MANILA, PHILIPPINES – OREGANO, from the Greek “joy of the mountains,” has been celebrated in folklore as propitious plant grown near the home to shoo away evil forces, as herb used to invoke happiness, tranquillity, luck, and as additive to herbal bath to soothe sore muscles or as a drink to regulate the menstrual cycle.
Too, generous dashes of oregano—botanists call it Coleus aromaticus– oozing with natural antihistamines lend an exquisite smoky flavour to pork sausages that Lucban town in Quezon province has become famous for.
Oregano has been found to be child-friendly, too, after “a double-blind randomized controlled clinical trial” showed that herb extracts were effective against impetigo, a contagious skin infection that afflicts children with blisters or sores on the face, neck, hands, and diaper area. The disease can also be seen in adults and occur commonly “in the warm, humid atmosphere in crowded living spaces, in populations with poor skin hygiene.”
A topical anti-bacterial medication has been recommended in 2005 by the Infectious Disease Society of America for impetigo treatment in infants two months and above. But with increasing rates of anti-microbial resistance being recorded, health research has turned attention to natural medicinal plants for alternative ways to control disease, including impetigo.
Dr.
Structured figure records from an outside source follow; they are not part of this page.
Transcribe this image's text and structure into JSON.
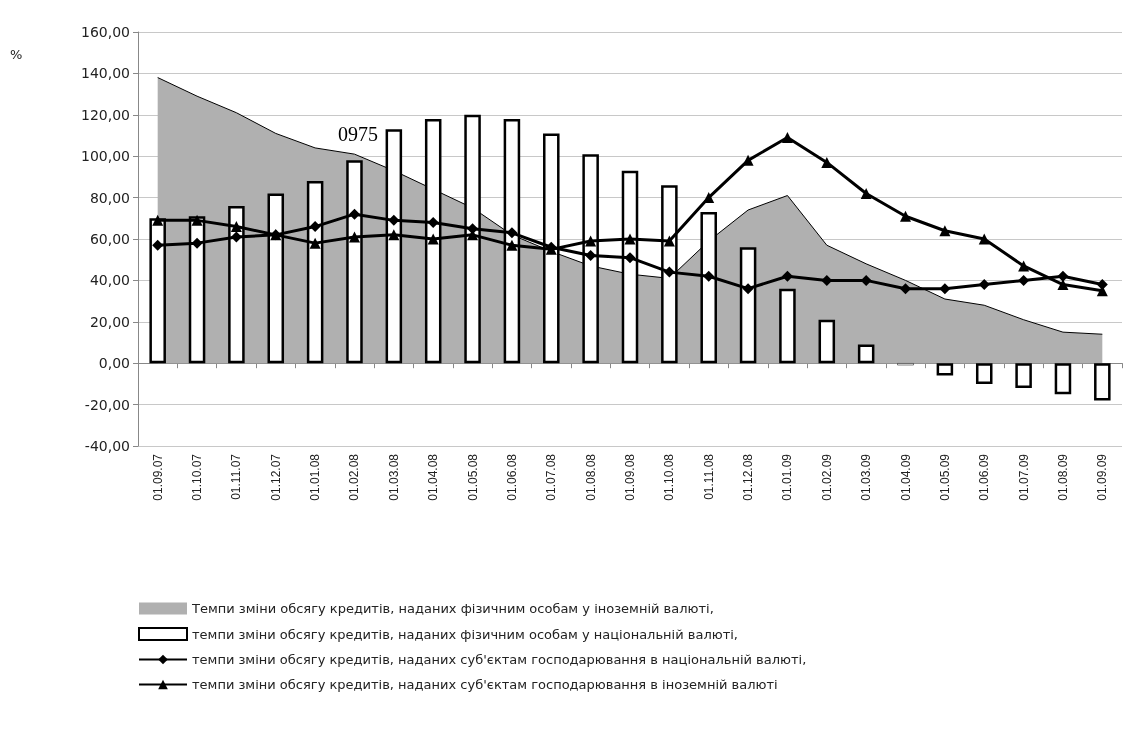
{
  "chart_data": {
    "type": "bar",
    "ylabel": "%",
    "annotations": [
      "0975"
    ],
    "categories": [
      "01.09.07",
      "01.10.07",
      "01.11.07",
      "01.12.07",
      "01.01.08",
      "01.02.08",
      "01.03.08",
      "01.04.08",
      "01.05.08",
      "01.06.08",
      "01.07.08",
      "01.08.08",
      "01.09.08",
      "01.10.08",
      "01.11.08",
      "01.12.08",
      "01.01.09",
      "01.02.09",
      "01.03.09",
      "01.04.09",
      "01.05.09",
      "01.06.09",
      "01.07.09",
      "01.08.09",
      "01.09.09"
    ],
    "series": [
      {
        "name": "Темпи зміни обсягу кредитів, наданих фізичним особам у іноземній валюті,",
        "type": "area",
        "color": "#b0b0b0",
        "marker": "none",
        "values": [
          138,
          129,
          121,
          111,
          104,
          101,
          93,
          84,
          75,
          62,
          54,
          47,
          43,
          41,
          59,
          74,
          81,
          57,
          48,
          40,
          31,
          28,
          21,
          15,
          14
        ]
      },
      {
        "name": "темпи зміни обсягу кредитів, наданих фізичним особам у національній валюті,",
        "type": "bar",
        "color": "#ffffff",
        "values": [
          70,
          71,
          76,
          82,
          88,
          98,
          113,
          118,
          120,
          118,
          111,
          101,
          93,
          86,
          73,
          56,
          36,
          21,
          9,
          -1,
          -6,
          -10,
          -12,
          -15,
          -18
        ]
      },
      {
        "name": "темпи зміни обсягу кредитів, наданих суб'єктам господарювання в національній валюті,",
        "type": "line",
        "color": "#000000",
        "marker": "diamond",
        "values": [
          57,
          58,
          61,
          62,
          66,
          72,
          69,
          68,
          65,
          63,
          56,
          52,
          51,
          44,
          42,
          36,
          42,
          40,
          40,
          36,
          36,
          38,
          40,
          42,
          38
        ]
      },
      {
        "name": "темпи зміни обсягу кредитів, наданих суб'єктам господарювання в іноземній валюті",
        "type": "line",
        "color": "#000000",
        "marker": "triangle",
        "values": [
          69,
          69,
          66,
          62,
          58,
          61,
          62,
          60,
          62,
          57,
          55,
          59,
          60,
          59,
          80,
          98,
          109,
          97,
          82,
          71,
          64,
          60,
          47,
          38,
          35
        ]
      }
    ],
    "ylim": [
      -40,
      160
    ],
    "yticks": [
      {
        "value": -40,
        "label": "-40,00"
      },
      {
        "value": -20,
        "label": "-20,00"
      },
      {
        "value": 0,
        "label": "0,00"
      },
      {
        "value": 20,
        "label": "20,00"
      },
      {
        "value": 40,
        "label": "40,00"
      },
      {
        "value": 60,
        "label": "60,00"
      },
      {
        "value": 80,
        "label": "80,00"
      },
      {
        "value": 100,
        "label": "100,00"
      },
      {
        "value": 120,
        "label": "120,00"
      },
      {
        "value": 140,
        "label": "140,00"
      },
      {
        "value": 160,
        "label": "160,00"
      }
    ],
    "grid": "y",
    "legend": "bottom"
  }
}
Lou Jay Ortiz-Villareal of the Quezon City-based East Avenue Medical Center’s dermatology department notes in a presentation that in the Philippines, oregano leaves are “macerated and customarily applied to treat skin infections (and has been used in other countries) for sore throat, indigestion, fever, and cough.”[pq]Oregano’s anti-bacterial properties, celebrated in folk cures for ages, have yet to be affirmed in clinical studies.[/pq]
Dr. Ortiz-Villareal points out that the current two-part study involves “in-vitro testing and the clinical trial.”
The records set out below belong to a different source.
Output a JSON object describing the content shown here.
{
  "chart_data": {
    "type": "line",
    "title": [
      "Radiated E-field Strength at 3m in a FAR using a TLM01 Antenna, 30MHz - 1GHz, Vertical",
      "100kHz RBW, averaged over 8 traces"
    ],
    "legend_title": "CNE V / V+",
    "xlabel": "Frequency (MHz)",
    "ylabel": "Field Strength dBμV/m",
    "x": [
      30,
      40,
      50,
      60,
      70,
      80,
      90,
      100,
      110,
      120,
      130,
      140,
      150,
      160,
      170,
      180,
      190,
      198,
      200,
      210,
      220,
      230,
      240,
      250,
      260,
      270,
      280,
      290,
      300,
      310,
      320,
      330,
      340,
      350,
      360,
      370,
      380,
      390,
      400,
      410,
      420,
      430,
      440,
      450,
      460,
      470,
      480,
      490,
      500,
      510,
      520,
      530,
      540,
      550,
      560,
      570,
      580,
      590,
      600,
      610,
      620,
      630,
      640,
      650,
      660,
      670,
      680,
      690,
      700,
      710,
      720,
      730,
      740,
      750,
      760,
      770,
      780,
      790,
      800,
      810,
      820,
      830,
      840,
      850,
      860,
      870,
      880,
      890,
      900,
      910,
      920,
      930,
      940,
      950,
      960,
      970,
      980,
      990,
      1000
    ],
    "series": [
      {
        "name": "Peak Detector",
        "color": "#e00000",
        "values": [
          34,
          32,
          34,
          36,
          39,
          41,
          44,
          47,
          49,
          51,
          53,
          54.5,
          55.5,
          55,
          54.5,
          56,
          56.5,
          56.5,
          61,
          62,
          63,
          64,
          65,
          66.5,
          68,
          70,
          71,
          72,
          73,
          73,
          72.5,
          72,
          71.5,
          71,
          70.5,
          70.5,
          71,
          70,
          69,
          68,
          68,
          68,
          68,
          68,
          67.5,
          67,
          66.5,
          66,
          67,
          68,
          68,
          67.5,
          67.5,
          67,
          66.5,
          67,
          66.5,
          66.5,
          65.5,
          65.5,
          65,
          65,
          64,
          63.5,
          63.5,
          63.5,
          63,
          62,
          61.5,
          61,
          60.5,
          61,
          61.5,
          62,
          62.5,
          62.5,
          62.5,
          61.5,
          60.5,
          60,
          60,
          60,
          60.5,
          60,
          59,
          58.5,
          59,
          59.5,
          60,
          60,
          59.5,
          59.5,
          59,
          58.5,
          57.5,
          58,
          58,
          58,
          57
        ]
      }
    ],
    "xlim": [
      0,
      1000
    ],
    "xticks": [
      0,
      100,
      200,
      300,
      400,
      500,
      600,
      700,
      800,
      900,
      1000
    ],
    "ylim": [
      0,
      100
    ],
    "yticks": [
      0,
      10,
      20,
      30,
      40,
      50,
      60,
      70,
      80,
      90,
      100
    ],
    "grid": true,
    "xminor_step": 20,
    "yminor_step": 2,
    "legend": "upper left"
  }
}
For a “meaningful and ethical statistical analysis,” the sample size involved 18 patients per group. Too, “written informed consent was obtained from all patients while evaluation and documentation were done on baseline on days 2, 4 and 7 of the follow-up visits,” she notes.
Test subjects were randomly distributed in two groups, A and B in which “block randomization was done using a computer-generated set of random numbers.
After in-vitro analysis, oregano extract was compounded and repackaged into 95% (oregano) cream—both oregano and another medication were identically stored in 10-gram tubes. Patients and guardians were instructed to apply the medication thrice daily for seven days. If no sign of improvement was evidenced on Day 4 of the trial, or the lesions increased in number and severity, patients are classified under treatment failure, she explained.
At Day 4, patients who were given either oregano-based cream or mupirocin ointment “had very marked drop in the skin infection ratings scale. At the end of the seven-day treatment phase, the infections were markedly reduced,” she cites.
“On Day 4, 16 of the 18 patients in the oregano group had lesions which are at least 75% cleared while two had 100% clearance. For the mupirocin group, three of the 18 participants had their lesions 50% cleared, 12 evidenced 75% cleared, with three fully cleared,” she reports.
By Day 7, all of the lesions are cleared in both groups.
“Oregano was well tolerated as mupirocin during the study, and it can be concluded that it is a safe and efficacious treatment for mild impetigo. Moreover, with its availability and cost-effectiveness, one can consider oregano as a potential alternative to anti-bacterial medications available in the market,” she concludes.